Andrea: I can’t imagine a better way of explaining grief. As the first issue closes, we’re left visiting different locations and mutants dealing with loss in their private way. At first, it is unclear who is providing the monologue to grief, and then we see it is Wanda. What did you think about the reveal?

Charlie: I really enjoyed it. Even if she was murdered and we are exploring everything that that entails, this needs to be Wanda’s story. She has played second fiddle in her own stories for years, if not decades, at this point, and frankly, it needs to stop. This feels good. She is such a powerful being, and it makes sense with the nature of chaos magic that at least part of her would have slipped off into some other state or plane. She needs to have a voice in this story, even if she’s dead. I thought it was nice and very fitting. 

Andrea: I felt similarly. I wasn’t entirely sure about the American Beauty-esque splash page, as the film is irrevocably tainted. Yet, now I can’t stop wondering if that’s either a red herring or a foreshadowing. Wanda says, “I died, but I am not dead.” That Wanda is getting more agency in her death than she had in life is an incredible condemnation of how past writers have treated her. Wernek and Delgado’s have a clever bit of work here (if the story plays out like I imagine it might). 

In the last image of Wanda, flowers envelop her. The blood has turned into red roses, a contradiction to the horror of her violent murder. Is death beautiful? We know it is not. We’ve just seen thirty-odd pages for what Wanda’s death was horrible.
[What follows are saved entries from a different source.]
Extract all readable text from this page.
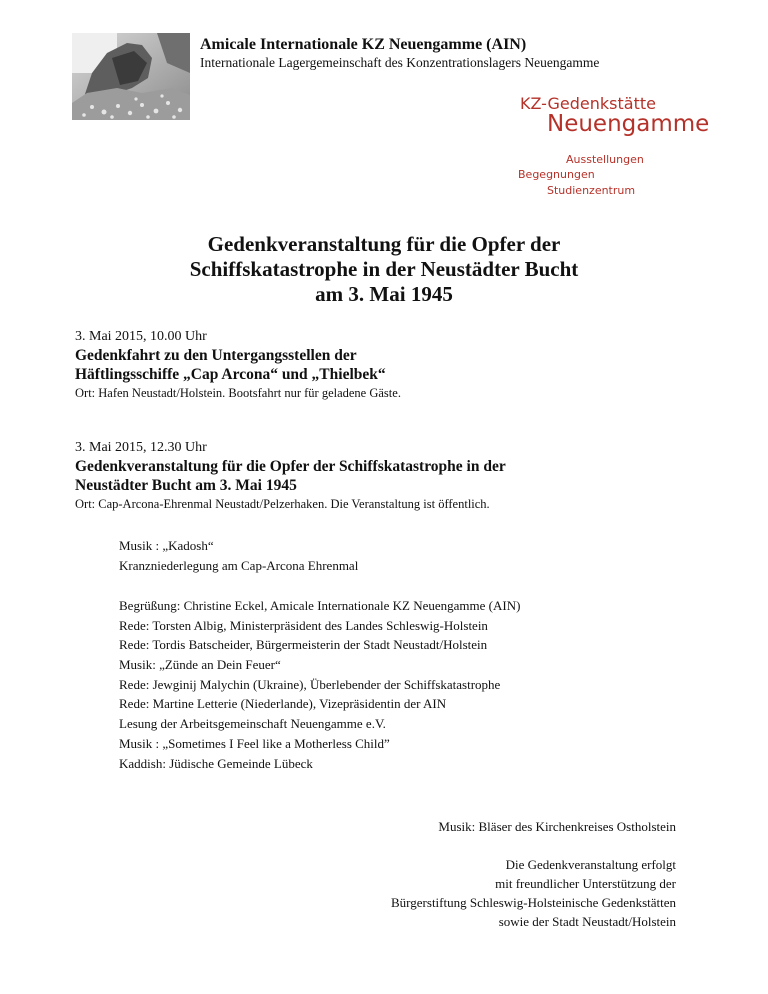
Amicale Internationale KZ Neuengamme (AIN)
Internationale Lagergemeinschaft des Konzentrationslagers Neuengamme
KZ-Gedenkstätte
Neuengamme
Ausstellungen
Begegnungen
Studienzentrum
Gedenkveranstaltung für die Opfer der
Schiffskatastrophe in der Neustädter Bucht
am 3. Mai 1945
3. Mai 2015, 10.00 Uhr
Gedenkfahrt zu den Untergangsstellen der
Häftlingsschiffe „Cap Arcona“ und „Thielbek“
Ort: Hafen Neustadt/Holstein. Bootsfahrt nur für geladene Gäste.
3. Mai 2015, 12.30 Uhr
Gedenkveranstaltung für die Opfer der Schiffskatastrophe in der
Neustädter Bucht am 3. Mai 1945
Ort: Cap-Arcona-Ehrenmal Neustadt/Pelzerhaken. Die Veranstaltung ist öffentlich.
Musik : „Kadosh“
Kranzniederlegung am Cap-Arcona Ehrenmal
Begrüßung: Christine Eckel, Amicale Internationale KZ Neuengamme (AIN)
Rede: Torsten Albig, Ministerpräsident des Landes Schleswig-Holstein
Rede: Tordis Batscheider, Bürgermeisterin der Stadt Neustadt/Holstein
Musik: „Zünde an Dein Feuer“
Rede: Jewginij Malychin (Ukraine), Überlebender der Schiffskatastrophe
Rede: Martine Letterie (Niederlande), Vizepräsidentin der AIN
Lesung der Arbeitsgemeinschaft Neuengamme e.V.
Musik : „Sometimes I Feel like a Motherless Child”
Kaddish: Jüdische Gemeinde Lübeck
Musik: Bläser des Kirchenkreises Ostholstein
Die Gedenkveranstaltung erfolgt
mit freundlicher Unterstützung der
Bürgerstiftung Schleswig-Holsteinische Gedenkstätten
sowie der Stadt Neustadt/Holstein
So the closing pages of Trials are more jarring than they might have been had they foregrounded the issue. So, is this a reclamation or something else? Is this the red of blood, death, lust, love? I guess it depends on who the murderer is.

Charlie: The juxtaposition is striking, but I believe it implies exactly what you stated it might, a red herring or perhaps even the grim realization that for Wanda, maybe death is, even in a brief moment, more beautiful than life. I often say that in fiction, there are things that can happen to characters that are much worse than death. Perhaps the whole of the issue illustrated that and the art was meant to push that idea even further at the end. Either way, I cannot wait to see more. 

X-Traneous Thoughts

A brotherhood toast in The Trial Of Magneto #1
X-Men: The Trial Of Magneto #1 | Marvel | Wernek, Delgado
  • I will never, ever stop loving Wernek’s work on clothing and Delgado’s colors are perfectly suited (Lorna’s clothes, please and thank you)
  • Data page asks, “Where am I?” The use of green and brown stood out to me; we don’t often see color in the data pages
  • What’s the over-under on whether or not Magneto is guilty? Do we have one?
  • I don’t for a moment believe he’s the culprit. I smell a setup. 
  • Krakoan Reads: AVENGERS ASSEMBLE

Charlie Davis is the world’s premier Shatterstarologist, writer and co-host of The Match Club.

Andrea Ayres is a freelance writer and pop culture journalist.